Like she'd handed him the stars on a plate.
It was weird. And unnerving. And she hated that she was still thinking about it now, two plates and one brain freeze later.
"I swear," she mumbled, licking melted mulfi from her thumb, "if that guy shows up again, I'm pouring lassi on him next."
What Avantika didn't know—what she couldn't have known—was that just down the street, inside a nondescript souvenir shop, that very same man was charming an elderly shopkeeper into showing him the CCTV footage of the café from earlier that afternoon.

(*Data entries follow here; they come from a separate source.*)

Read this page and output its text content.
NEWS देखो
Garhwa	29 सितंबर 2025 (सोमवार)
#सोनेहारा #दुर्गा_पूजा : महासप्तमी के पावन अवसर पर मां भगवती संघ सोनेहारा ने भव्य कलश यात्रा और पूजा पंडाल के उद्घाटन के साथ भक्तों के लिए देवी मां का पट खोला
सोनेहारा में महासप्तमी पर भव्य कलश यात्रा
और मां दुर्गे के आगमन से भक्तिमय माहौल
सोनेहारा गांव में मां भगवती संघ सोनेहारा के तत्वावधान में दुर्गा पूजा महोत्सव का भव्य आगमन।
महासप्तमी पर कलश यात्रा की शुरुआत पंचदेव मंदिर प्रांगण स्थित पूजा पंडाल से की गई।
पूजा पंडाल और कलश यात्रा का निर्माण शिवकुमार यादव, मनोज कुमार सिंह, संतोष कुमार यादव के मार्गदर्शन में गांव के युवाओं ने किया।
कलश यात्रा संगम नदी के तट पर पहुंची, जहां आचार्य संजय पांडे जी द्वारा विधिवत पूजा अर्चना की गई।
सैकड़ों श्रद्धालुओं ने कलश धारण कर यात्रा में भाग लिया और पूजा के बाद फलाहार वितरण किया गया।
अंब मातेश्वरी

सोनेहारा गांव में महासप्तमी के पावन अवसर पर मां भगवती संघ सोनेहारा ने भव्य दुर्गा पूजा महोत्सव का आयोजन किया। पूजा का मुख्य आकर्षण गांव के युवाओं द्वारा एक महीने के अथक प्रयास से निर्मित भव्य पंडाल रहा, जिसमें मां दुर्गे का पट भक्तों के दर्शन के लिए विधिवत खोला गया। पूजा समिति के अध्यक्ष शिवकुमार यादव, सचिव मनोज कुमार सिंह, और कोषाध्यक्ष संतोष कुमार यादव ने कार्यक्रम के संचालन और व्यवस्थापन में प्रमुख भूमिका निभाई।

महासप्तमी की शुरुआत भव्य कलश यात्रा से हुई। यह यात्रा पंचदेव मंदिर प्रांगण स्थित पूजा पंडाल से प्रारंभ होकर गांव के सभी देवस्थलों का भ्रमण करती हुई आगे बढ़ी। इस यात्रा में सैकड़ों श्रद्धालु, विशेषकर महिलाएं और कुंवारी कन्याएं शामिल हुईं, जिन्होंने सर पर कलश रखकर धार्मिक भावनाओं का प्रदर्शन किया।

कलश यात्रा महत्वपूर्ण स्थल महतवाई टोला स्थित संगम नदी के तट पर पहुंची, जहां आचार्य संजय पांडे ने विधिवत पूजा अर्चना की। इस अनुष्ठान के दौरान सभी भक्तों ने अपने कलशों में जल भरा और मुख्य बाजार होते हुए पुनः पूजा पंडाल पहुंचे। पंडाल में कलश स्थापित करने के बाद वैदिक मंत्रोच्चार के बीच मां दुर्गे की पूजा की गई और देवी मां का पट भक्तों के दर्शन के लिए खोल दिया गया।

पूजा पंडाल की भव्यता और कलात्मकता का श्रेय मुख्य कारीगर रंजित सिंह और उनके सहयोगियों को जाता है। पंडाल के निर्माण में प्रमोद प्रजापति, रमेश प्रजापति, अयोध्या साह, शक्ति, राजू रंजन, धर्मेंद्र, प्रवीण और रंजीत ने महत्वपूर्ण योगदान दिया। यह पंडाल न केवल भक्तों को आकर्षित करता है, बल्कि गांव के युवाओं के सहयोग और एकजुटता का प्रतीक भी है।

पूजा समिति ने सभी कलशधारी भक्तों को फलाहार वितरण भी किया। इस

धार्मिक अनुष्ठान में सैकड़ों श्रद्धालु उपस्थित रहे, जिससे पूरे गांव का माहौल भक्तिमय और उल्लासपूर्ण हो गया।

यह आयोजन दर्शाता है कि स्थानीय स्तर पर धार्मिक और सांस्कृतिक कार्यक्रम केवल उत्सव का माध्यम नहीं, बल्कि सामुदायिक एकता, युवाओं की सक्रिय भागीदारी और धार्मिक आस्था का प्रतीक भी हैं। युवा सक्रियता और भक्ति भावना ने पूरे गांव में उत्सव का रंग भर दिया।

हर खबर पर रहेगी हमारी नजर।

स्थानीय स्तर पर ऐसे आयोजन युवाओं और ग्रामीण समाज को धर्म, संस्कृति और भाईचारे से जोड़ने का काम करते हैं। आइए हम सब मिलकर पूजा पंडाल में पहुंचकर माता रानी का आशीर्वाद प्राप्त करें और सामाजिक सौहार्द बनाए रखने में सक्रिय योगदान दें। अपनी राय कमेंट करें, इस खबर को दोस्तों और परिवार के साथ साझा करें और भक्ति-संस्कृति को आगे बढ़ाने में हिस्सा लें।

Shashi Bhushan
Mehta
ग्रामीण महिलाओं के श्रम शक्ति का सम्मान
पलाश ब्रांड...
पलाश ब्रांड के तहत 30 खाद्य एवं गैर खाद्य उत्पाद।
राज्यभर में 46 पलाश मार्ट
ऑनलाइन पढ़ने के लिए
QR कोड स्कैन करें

Nor could she know that he had memorized the name of her university, written it on the back of a tea bill, and was currently planning a visit to the guest house her group was staying in.
And she definitely didn't know that the next time she saw him, she'd be the one caught staring—and wondering how someone could make staring feel like adoration.
But for now, she scraped the last of the pav bhaji off her plate, sighed dramatically, and stood up, adjusting her crop top and tossing her hair like the warrior she was.
"No more drama today," she said, slinging her bag over her shoulder. "Let's go be basic tourists."
Meher laughed. "You mean, go take 400 pictures at the palace?"
"I mean, go take 401."
Avantika walked off, head high, heart still thumping with residual adrenaline and frustration—and the tiniest, most annoying whisper of curiosity.